Shakespeare has the gravediggers, with their shovels, tossing up two unremarked skulls before they uncover their old friend Yorick's, and Hamlet waxes eloquent about the fragility of life, the inevitability of death and the meaning of existence. Most Yorick skulls are just props, but in 1982, a patron of the Royal Shakespeare Company bequeathed his actual skull to be used onstage. The company limited its use to rehearsals until the RSC clandestinely put the real skull onstage in 2008. Only the actors knew the skull was real until the play closed; the director was afraid the novelty of using a real skull would overshadow the performance.
Cups and Daggers
The end-of-play slaughter in *Hamlet" would be difficult to stage without prop foils, daggers and cups.
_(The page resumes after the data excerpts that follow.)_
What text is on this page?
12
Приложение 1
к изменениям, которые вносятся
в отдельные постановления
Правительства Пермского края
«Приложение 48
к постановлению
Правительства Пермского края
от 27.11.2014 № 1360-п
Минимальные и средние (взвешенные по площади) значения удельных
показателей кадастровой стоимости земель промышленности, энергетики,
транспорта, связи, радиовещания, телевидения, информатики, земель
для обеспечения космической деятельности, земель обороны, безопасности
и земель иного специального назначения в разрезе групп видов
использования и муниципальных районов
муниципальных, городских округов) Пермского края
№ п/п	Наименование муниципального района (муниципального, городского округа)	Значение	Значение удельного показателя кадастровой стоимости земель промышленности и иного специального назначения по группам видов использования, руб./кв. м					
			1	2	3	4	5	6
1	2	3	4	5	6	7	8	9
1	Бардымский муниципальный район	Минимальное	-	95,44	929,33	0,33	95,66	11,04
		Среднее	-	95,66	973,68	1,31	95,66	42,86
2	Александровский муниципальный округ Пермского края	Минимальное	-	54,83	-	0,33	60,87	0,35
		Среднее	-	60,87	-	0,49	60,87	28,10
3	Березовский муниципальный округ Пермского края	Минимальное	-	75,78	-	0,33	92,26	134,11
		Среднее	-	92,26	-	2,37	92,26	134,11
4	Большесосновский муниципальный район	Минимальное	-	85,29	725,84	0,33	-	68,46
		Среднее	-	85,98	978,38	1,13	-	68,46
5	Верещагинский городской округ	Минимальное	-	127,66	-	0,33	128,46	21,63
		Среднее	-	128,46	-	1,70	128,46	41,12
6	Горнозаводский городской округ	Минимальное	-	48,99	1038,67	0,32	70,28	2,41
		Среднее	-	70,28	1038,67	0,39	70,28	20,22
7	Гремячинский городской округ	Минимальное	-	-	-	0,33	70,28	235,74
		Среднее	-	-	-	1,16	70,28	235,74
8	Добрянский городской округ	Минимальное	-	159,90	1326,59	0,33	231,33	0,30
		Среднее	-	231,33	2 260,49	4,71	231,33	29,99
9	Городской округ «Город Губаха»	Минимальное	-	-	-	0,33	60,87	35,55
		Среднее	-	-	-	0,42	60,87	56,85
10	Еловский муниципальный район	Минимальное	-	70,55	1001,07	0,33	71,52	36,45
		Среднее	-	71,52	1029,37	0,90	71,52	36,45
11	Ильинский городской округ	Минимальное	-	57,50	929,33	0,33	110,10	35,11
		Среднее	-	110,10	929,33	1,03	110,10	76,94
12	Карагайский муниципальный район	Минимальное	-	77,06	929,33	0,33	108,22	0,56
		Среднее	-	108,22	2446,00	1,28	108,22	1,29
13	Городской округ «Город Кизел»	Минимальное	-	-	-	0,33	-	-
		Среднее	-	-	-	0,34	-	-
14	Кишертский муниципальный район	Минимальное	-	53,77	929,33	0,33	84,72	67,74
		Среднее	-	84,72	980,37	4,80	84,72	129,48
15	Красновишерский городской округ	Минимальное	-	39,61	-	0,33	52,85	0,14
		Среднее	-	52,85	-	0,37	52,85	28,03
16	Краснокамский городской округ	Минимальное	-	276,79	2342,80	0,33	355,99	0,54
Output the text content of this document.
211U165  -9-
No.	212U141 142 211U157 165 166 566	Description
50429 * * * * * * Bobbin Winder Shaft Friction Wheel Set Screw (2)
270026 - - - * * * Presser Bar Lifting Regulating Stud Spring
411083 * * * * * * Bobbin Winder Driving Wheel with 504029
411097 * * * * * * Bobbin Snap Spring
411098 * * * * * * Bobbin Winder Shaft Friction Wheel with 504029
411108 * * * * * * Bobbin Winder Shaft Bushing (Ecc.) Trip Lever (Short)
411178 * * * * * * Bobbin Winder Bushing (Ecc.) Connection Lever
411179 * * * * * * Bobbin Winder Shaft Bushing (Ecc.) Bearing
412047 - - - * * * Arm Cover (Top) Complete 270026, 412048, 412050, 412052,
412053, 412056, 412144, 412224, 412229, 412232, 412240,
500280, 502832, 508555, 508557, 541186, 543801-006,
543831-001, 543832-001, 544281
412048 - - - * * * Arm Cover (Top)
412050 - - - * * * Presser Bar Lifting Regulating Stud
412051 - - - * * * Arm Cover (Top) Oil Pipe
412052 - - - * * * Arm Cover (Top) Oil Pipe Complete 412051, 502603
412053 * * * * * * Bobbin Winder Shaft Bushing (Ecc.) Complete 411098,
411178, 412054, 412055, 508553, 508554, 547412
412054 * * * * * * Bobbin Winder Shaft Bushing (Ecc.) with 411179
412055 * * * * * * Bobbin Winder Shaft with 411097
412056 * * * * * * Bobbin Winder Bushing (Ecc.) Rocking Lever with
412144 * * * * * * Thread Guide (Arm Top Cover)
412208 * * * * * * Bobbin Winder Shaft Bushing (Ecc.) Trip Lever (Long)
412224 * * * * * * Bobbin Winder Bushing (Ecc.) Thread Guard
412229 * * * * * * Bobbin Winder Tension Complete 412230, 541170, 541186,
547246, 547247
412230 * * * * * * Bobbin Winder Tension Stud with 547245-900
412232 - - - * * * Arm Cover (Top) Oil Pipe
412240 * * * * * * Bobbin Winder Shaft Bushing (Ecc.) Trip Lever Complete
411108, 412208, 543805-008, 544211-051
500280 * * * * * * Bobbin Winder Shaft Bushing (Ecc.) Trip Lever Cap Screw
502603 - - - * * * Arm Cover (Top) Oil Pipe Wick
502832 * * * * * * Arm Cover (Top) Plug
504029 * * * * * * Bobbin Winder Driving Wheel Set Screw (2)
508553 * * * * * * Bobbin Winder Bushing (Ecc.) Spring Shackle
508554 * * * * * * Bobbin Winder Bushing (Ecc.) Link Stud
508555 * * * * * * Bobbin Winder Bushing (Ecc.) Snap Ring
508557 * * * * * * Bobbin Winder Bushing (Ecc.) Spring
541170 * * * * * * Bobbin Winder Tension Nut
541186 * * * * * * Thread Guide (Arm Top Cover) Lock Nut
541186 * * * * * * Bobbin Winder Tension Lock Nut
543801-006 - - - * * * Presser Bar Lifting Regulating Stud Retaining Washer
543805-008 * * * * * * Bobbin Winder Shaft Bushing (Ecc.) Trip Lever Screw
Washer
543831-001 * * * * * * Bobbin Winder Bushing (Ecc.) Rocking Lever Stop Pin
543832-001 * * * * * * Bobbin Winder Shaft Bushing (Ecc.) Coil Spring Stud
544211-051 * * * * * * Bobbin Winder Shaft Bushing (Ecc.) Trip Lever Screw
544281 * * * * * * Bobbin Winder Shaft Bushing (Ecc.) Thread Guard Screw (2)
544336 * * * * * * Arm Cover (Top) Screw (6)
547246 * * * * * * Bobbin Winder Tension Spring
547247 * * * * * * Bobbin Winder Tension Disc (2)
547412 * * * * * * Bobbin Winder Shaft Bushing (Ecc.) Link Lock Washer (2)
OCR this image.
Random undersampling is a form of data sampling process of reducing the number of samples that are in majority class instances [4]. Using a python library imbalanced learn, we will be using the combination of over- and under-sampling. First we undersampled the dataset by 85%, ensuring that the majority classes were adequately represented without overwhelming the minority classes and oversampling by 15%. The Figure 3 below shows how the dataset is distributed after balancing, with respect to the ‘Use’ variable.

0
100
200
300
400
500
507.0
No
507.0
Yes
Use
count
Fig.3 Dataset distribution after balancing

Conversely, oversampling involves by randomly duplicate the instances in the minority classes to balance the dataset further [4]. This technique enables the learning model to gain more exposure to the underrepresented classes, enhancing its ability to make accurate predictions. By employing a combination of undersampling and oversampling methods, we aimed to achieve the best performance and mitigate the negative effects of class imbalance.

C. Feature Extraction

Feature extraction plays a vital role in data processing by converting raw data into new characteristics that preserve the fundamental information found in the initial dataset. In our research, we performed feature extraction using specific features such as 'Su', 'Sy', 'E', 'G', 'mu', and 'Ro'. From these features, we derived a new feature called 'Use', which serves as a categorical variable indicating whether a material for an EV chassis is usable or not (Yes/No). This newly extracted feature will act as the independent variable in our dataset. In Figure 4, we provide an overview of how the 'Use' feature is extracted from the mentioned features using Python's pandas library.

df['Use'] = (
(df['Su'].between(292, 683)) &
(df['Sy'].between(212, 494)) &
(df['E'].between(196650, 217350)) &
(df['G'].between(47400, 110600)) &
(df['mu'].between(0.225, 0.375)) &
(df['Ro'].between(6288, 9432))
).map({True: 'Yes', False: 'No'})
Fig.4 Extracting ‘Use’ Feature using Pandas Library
Laertes and Hamlet "play" at a sword challenge, and King Claudius has rigged Laertes' sword with a poison tip to wound and kill Hamlet. Both combatants are fatally scored with the poison tip during their feints. Hamlet uses his dagger to stab Claudius in the end. Hamlet's mother, Queen Gertrude, drinks from a poisoned cup meant for him. The scene concludes with a heap of bodies and would be impossible to sort out without the visual cues of the weapons and goblets. In an earlier scene in Queen Gertrude's chamber, Hamlet mistakenly thinks Claudius is hiding behind a curtain and stabs at the curtain with a dagger, killing Polonius, the king's chief counselor and father of Laertes and Ophelia. That death sets the stage for the critical suicide and murders that follow.
Bits and Bobs
Official documents and letters are hinted at but not seen onstage. A film would likely use a hard copy of Hamlet's letter to Claudius requesting readmission to the kingdom of Denmark. Gertrude and Claudius wear crowns, an affront that increases Hamlet's fury. Prince Hamlet's script for the players' performance, calling out Claudius for King Hamlet's murder, is waved about and delivered. The players wear exaggerated masks during their performance before the royal court. Ophelia has a necklace, given to her by Hamlet, which she tries to return when he scathingly repudiates her, leading to her drowning. She pretends to read a book as Hamlet enters to deliver his To be, or not to be soliloquy. The queen carries flowers to scatter on Ophelia's grave, confirming for Hamlet that the corpse is really Ophelia's.